É uma conduta mais assemelhada a um dos 50 estados norte-americanos que devem obediência (relativa) a Joe Biden do que de nações e civilizações que moldaram o mundo como o conhecemos. A que se deve o capachismo?
Várias razões existem mas uma delas é a miniaturização das lideranças. Na Alemanha, Inglaterra, França, Itália é mais fácil encontrar apêndices do império do que estadistas. Falta alguém, de esquerda ou direita, para dizer o óbvio: é preciso parar com a guerra.
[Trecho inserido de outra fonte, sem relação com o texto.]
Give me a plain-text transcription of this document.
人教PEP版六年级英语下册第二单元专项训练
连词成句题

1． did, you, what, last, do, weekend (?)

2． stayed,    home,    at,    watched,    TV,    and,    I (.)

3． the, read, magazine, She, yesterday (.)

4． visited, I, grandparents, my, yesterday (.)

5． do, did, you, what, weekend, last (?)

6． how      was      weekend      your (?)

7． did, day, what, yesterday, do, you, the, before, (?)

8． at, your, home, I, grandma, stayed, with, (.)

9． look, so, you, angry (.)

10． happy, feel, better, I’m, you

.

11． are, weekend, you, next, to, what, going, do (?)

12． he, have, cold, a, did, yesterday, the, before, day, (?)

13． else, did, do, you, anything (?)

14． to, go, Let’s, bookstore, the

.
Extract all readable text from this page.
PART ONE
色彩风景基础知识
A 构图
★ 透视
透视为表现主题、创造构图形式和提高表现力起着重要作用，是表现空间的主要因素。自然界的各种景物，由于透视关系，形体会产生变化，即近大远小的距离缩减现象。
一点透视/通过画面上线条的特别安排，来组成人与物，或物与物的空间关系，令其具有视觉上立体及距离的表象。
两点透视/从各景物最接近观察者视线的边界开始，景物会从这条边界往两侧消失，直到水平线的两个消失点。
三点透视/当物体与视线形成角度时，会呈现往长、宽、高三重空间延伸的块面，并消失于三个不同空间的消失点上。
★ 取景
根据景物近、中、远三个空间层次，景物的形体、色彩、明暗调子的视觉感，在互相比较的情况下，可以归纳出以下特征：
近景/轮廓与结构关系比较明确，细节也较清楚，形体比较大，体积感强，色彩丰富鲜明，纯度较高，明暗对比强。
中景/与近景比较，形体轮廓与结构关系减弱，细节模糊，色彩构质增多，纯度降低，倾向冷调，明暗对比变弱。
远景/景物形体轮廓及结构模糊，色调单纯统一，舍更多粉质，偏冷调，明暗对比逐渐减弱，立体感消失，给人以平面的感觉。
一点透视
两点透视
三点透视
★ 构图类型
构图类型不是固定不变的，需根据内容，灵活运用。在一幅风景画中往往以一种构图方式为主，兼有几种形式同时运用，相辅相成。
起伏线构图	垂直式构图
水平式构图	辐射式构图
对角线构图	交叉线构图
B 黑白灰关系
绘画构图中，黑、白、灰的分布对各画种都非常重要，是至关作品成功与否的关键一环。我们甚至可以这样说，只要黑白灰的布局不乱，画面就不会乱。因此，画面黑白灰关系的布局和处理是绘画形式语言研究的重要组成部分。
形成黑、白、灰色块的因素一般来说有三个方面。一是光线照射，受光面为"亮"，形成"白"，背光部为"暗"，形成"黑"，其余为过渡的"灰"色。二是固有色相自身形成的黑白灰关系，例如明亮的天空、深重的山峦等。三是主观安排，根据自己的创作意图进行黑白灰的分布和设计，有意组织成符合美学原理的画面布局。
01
Onde estavam Churchill, De Gaulle, Willy Brandt, Enrico Berlinguer hoje estão (ou estiveram até há pouco) personagens como Boris Johnson, Emanuel Macron e Olaf Scholtz.
O ex-primeiro ministro inglês Tony Blair, notório pela submissão a George W. Bush, talvez tenha sido a maior fonte de inspiração para os dirigentes europeus atuais. É a figura mais carimbada de uma esquerda sucrilhos, fruto da capitulação da social-democracia perante o neoliberalismo. O que resultou no atrelamento europeu à política externa dos EUA e o embarque nas guerras imperiais mundo afora, especialmente no Oriente Médio.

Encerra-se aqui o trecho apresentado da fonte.